Sunday, November 24, 2024
28.0°F

Artist works with students

by Heidi Desch / Whitefish Pilot
| May 30, 2012 8:44 AM

The students were on their third day of painting landscapes. They had painted the sky, mountains and a field for the background and were concentrating on the animals, a cabin or a stream that would make the scene their own.

Seventh and eighth graders at Whitefish Middle School worked diligently last week to complete their work. Professional artist Nick Oberling walked around the room watching the students work.

Oberling took the first two days to help students create a basic landscape that would set the stage for them to make the work personal.

“Everybody is different in what they want in a landscape,” he told students. “There’s no one that’s better or worse than another. I’ve given you the generic and now you have to decide on the specifics you want.”

The students had a palette full of paints, but there was no brown. How do we get that, they asked.

“Mix yellow, blue and red,” Oberling instructed. “You can make every kind of brown there is.”

Oberling is a landscape painter whose work is displayed in museums across Montana and the United States. Much of his work focuses on Montana and Glacier National Park.

Oberling told the students about when he was a young artist first starting out. He would take breaks from his day job in New York City and head to Central Park to sketch trees.

“I wanted to be out in nature and in that world,” he said. “Even though I had to work I still wanted to be involved in art.”

A grant from the Whitefish Community Foundation to the Hockaday Museum of Art provided the funding for the art program that brought Oberling into the classroom.

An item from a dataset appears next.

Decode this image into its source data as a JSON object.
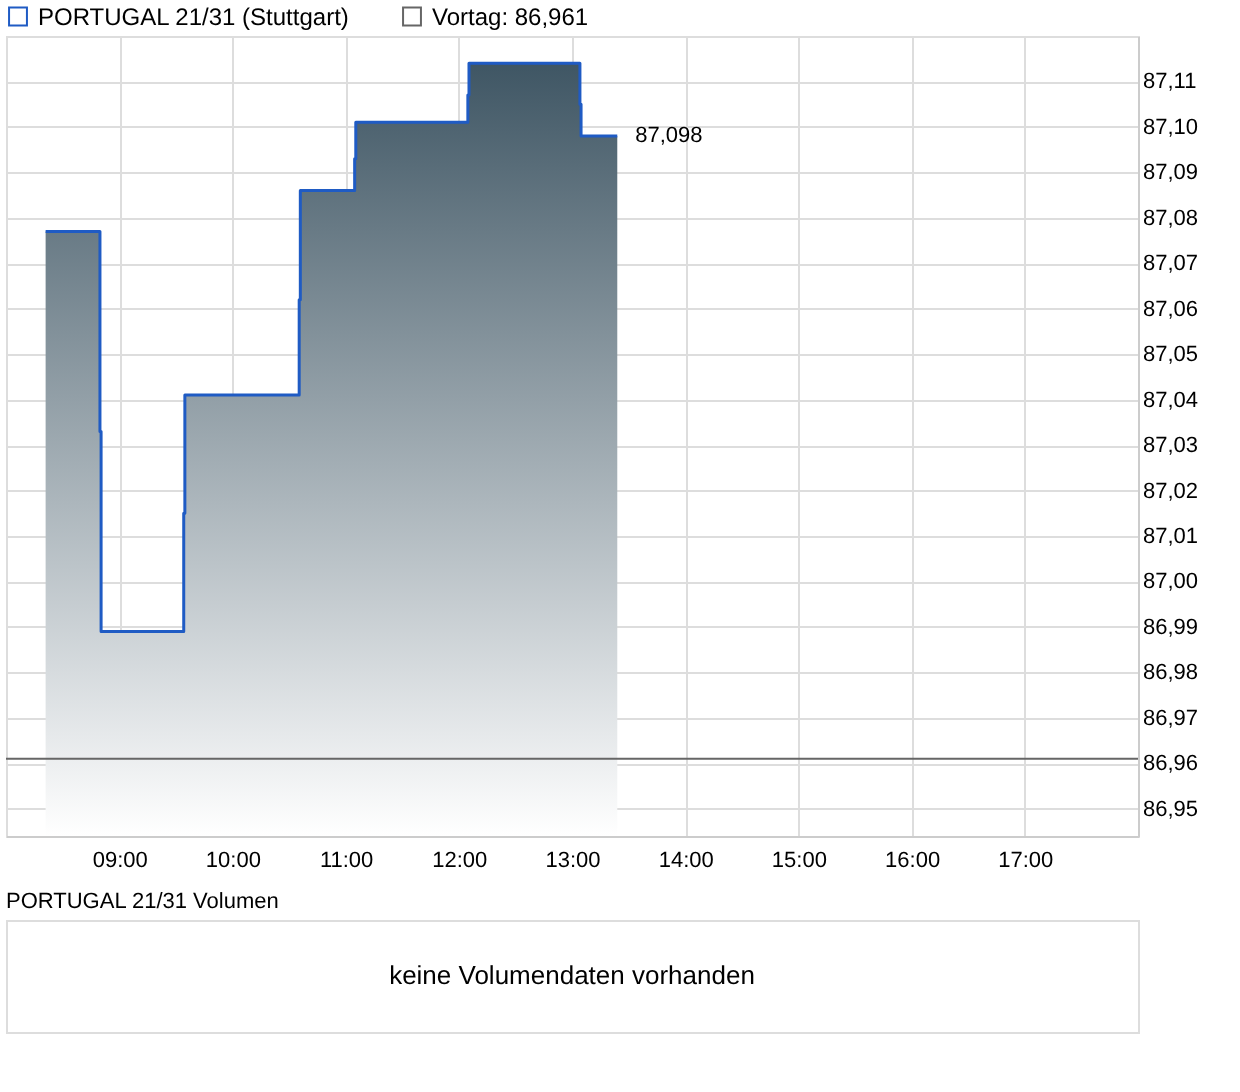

Kathy Martin, director of education at the Hockaday, said the funding allows the museum to bring art to the students.

Martin brings in artwork for sixth graders to see and learn about. Then in seventh and eighth grade they get the chance to spend time working with a professional artist.

“It allows them to make a connection between the picture on the wall and the people who paint them,” said Martin.

Oberling said he works to teach students that creating art work is more than copying a photograph. It’s about creating an atmosphere and recreating those things in nature that are too subtle for a picture to capture.

“I want people to be aware that they can paint even if it’s just for fun,” he said. “I had a great teacher and working in the classroom lets me relay that to the next generation.”